Sunday, August 24, 2008

Few in China see Olympics windfall

BEIJING — Li Qiang can't wait for the Olympics to end today.

He had expected his Sichuan restaurant, located a couple of miles from the Olympic village, to be packed with tourists during the Games. But it's been unusually quiet. One day this week, business was so slow that Li let two of his seven staff members go home in the middle of the lunch hour. Three others sat in the corner watching tele vision.


"Everybody thought the Olympics would be great for business," he said. "It turned out differently."

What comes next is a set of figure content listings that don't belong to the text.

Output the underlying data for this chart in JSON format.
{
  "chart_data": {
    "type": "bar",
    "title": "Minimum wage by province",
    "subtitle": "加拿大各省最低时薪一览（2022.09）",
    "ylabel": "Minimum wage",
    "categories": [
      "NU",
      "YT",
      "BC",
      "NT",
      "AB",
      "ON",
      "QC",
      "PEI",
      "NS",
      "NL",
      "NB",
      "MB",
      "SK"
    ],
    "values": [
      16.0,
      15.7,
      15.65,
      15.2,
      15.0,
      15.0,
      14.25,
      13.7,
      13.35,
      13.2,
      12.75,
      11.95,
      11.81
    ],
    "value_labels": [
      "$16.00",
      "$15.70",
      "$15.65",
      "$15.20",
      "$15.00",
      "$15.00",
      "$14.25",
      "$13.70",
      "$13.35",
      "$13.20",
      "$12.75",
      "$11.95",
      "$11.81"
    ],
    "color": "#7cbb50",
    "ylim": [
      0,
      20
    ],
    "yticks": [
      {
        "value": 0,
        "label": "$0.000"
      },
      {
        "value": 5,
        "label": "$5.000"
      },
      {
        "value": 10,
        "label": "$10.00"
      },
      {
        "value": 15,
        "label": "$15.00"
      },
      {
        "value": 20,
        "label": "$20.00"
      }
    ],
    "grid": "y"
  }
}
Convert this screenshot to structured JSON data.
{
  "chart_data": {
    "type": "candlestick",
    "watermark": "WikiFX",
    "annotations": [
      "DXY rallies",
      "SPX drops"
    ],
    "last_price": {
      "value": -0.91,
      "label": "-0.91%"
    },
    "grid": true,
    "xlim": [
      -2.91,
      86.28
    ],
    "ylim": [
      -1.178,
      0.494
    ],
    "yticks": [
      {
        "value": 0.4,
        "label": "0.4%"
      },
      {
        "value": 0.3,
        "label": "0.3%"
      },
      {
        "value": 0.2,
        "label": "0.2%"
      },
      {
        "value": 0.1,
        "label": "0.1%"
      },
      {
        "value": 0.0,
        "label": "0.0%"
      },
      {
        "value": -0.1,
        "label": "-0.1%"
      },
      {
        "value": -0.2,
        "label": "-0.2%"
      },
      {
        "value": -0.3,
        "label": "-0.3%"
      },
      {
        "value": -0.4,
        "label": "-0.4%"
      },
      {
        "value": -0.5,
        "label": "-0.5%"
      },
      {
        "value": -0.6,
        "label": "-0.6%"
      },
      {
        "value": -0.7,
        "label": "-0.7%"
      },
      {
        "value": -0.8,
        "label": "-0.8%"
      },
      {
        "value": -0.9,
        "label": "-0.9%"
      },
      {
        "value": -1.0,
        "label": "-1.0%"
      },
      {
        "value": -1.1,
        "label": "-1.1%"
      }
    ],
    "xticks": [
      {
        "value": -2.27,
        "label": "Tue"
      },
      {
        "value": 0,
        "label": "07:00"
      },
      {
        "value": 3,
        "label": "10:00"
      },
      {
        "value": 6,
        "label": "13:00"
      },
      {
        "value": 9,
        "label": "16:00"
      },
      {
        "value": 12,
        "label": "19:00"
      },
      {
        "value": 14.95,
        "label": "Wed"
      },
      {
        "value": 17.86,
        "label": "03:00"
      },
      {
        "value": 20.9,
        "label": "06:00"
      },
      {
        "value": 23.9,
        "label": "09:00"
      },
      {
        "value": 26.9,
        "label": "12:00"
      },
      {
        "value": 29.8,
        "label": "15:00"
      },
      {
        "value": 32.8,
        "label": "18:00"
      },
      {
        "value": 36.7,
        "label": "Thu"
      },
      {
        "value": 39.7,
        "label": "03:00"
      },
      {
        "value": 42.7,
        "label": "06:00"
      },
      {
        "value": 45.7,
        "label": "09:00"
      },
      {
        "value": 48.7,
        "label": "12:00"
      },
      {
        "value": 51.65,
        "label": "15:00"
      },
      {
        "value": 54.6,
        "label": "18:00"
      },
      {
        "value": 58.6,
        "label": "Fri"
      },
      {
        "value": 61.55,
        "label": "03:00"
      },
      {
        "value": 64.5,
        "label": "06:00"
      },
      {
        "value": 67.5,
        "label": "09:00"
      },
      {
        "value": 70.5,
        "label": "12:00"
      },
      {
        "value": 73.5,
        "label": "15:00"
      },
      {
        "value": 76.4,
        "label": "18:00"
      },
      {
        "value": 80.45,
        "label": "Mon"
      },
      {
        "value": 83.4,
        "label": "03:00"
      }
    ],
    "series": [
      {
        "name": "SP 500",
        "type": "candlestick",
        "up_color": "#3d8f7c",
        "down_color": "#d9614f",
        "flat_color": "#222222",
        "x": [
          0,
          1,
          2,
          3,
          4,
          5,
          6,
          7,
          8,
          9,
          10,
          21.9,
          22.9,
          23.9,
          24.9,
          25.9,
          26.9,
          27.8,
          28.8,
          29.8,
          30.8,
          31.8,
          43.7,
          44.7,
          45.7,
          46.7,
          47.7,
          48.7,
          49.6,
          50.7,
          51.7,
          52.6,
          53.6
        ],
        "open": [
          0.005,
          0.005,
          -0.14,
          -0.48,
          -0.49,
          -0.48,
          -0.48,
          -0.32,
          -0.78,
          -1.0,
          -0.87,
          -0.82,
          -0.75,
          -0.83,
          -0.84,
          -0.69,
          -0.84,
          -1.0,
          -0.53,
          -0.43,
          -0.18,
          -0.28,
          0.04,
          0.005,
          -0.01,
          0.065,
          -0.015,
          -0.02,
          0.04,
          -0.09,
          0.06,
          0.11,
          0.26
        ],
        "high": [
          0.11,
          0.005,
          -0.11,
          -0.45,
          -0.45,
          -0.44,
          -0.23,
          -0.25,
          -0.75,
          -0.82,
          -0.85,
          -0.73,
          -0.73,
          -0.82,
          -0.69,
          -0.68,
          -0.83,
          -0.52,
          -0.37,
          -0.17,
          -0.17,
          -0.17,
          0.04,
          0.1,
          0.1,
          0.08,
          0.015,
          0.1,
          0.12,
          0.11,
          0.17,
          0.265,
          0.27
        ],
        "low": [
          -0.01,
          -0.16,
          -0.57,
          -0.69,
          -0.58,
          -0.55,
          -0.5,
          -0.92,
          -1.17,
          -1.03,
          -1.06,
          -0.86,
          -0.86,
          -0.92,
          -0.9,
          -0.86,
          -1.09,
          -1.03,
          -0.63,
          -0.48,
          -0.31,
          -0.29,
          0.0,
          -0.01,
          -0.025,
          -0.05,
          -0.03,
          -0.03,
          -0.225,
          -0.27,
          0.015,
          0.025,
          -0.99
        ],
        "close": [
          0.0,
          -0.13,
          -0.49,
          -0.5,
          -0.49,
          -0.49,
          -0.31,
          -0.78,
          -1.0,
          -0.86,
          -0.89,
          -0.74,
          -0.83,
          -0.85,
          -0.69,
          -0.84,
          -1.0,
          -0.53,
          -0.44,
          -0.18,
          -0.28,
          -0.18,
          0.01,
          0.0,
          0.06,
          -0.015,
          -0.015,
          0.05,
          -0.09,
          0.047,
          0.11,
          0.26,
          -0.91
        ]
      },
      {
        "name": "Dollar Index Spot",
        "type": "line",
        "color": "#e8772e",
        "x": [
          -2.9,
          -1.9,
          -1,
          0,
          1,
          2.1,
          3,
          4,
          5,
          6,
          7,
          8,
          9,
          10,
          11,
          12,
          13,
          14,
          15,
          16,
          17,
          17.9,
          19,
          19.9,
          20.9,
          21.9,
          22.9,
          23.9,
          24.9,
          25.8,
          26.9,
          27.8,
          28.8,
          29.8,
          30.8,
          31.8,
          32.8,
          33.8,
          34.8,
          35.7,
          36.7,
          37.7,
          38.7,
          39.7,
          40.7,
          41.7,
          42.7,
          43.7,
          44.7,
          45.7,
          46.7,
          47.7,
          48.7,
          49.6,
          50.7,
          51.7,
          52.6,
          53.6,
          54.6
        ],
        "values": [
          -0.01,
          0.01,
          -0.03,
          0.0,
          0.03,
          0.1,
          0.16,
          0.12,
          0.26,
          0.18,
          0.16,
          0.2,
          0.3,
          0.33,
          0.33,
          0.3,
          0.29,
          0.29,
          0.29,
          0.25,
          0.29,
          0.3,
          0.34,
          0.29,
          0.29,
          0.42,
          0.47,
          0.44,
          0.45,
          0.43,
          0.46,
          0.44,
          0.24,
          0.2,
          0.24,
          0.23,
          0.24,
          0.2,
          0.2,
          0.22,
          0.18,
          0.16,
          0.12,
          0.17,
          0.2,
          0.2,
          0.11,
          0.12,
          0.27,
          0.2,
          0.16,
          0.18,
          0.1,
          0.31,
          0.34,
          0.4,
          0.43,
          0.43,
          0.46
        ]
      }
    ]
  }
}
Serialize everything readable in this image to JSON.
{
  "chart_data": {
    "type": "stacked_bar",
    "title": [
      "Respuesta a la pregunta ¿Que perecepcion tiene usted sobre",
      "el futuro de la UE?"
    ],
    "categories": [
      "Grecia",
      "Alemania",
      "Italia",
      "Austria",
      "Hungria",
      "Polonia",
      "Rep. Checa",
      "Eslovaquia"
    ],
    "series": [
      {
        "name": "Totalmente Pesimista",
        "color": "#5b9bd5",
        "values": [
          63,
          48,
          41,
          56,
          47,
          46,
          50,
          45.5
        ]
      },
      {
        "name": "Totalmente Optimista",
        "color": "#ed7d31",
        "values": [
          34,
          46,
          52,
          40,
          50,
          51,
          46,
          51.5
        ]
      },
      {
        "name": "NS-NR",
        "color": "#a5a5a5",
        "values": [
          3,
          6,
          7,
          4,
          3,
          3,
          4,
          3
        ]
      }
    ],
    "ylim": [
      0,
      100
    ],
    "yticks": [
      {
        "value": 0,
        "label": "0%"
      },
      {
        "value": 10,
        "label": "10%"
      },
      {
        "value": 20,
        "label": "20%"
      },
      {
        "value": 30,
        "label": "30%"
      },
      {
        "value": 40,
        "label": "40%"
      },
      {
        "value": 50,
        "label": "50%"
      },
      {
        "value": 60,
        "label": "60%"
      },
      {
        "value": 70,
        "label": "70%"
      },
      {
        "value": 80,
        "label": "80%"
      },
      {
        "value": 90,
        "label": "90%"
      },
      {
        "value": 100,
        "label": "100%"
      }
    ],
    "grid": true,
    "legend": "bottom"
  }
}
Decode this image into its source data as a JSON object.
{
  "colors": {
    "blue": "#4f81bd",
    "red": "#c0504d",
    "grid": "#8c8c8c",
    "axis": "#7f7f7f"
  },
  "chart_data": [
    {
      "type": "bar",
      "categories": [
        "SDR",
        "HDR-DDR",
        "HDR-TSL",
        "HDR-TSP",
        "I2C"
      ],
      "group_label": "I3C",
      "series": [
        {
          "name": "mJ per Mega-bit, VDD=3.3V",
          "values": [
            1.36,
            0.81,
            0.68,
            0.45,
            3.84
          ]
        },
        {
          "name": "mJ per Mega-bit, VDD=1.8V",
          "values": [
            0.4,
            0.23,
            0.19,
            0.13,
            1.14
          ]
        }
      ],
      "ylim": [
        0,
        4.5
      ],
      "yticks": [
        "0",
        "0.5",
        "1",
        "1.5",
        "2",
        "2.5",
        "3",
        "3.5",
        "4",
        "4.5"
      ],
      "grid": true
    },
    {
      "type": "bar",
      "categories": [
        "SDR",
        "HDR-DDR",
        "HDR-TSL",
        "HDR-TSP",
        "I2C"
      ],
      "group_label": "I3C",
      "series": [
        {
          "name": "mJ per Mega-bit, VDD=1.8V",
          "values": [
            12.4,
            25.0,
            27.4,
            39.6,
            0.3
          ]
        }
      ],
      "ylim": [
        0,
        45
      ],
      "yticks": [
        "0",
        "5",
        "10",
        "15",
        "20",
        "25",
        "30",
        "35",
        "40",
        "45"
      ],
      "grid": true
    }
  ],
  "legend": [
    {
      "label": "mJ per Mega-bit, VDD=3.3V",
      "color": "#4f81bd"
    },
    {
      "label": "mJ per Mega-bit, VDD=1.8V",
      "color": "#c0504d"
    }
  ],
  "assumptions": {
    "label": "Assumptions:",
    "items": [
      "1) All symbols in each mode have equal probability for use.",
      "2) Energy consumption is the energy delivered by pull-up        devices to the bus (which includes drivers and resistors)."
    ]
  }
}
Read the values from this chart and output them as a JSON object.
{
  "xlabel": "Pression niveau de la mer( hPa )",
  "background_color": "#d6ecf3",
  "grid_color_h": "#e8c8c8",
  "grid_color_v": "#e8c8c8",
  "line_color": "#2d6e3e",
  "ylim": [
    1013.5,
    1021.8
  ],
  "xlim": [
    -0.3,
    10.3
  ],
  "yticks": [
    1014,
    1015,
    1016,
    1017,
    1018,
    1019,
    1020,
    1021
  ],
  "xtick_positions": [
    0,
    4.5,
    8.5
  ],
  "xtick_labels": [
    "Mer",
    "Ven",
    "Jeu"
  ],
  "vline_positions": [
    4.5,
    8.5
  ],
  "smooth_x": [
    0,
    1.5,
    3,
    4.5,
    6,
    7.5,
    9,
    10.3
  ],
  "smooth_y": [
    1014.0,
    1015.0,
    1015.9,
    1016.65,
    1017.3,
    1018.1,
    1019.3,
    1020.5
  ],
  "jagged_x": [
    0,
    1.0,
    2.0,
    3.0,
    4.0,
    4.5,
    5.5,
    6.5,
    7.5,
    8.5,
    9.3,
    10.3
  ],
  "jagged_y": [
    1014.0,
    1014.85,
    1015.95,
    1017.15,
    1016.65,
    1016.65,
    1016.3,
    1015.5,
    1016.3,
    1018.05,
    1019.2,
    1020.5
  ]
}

Many owners of small restaurants, hotels and shops in Beijing are wearing long faces this summer — especially those who poured their life savings into buying businesses or sprucing up their shops ahead of the Olympics.

About a half-million foreign visitors were expected in Beijing this month. But with stricter visa restrictions and other hassles, many businesspeople think there are no more here now than there were last August, when 420,000 visitors from abroad came to the capital. In July, Air China, the nation's flagship carrier, saw its international passenger traffic fall by 19 percent from a year earlier.

The number of domestic tourists has been lower than expected, too. Fearing inflated prices for hotels and airline tickets, many Chinese apparently decided to watch the Olympics at home.

Wang Zhenghui, director of China's Hotel Association in Beijing, reckons that occupancy during the Olympics has been running about 50 percent to 60 percent. That's a far cry from the 70 percent to 80 percent hoteliers were projecting.

The 120 or so larger facilities designated as Olympic hotels are doing better, Wang said, as many had locked in bookings months in advance. But some of them have had to reduce their rates to fill rooms.

Apartment owners, too, had hoped to cash in on the Olympic bonanza, with some jacking up rents to five times normal levels, according to the official New China News Agency. But of more than 20,000 apartments posted for short-term rent, only 8,000 were leased during the Olympics, the report said.

In a traditional Beijing neighborhood near the centuries-old Drum Tower, a popular tourist attraction, the new owner of the Shuangsi or Double Temple Hotel had the Olympics in mind when he borrowed about $140,000 from the bank to buy the two-story building at the end of last year.

Even at a discounted rate of less than $20 for a single, only half of the 27 rooms are now occupied, said the 32-year-old, who would only give his surname, Li.

Tourists screened

Besides the lower-than-expected number of visitors, Li complained that tighter security checks on his industry were hurting. Hotels in China have long submitted daily guest lists to local police, but until this summer, he says, it was just a formality. Now officials are going through them carefully. Not wanting any trouble, Li says he's been turning away Chinese guests without proper ID cards. He doesn't even bother with foreigners, whose registrations receive extra scrutiny.

For the Olympics, Beijing authorities have temporarily closed many karaoke rooms and other bars and erotic entertainment places deemed unfit, along with scores of factories, construction projects and other businesses that might dirty the air or the city's image. Many of these establishments are counting on life going back to normal after the Olympics are over.

"Otherwise, it would be too inconvenient for people … and will largely decrease the efficiency of the city," said Hu Xingdou, professor of economics at Beijing Institute of Technology.

"Actually, nowadays, many ordinary people sincerely hope that the Games could finish sooner."

Even at the Silk Street Market, notorious for its wide selection of counterfeit goods, merchants and salespeople weren't ruing the end of the Olympics.

"Business is a little better because of the Olympics, but not a whole lot," Zhang Yanjuan, a saleswoman at a shop selling fake Polo and Abercrombie & Fitch shirts, said Wednesday afternoon when the six-story mall on the city's east end was jammed with crowds of foreigners, including athletes. "Everybody said that when the Olympics come, we would make a small fortune. But everybody was wrong."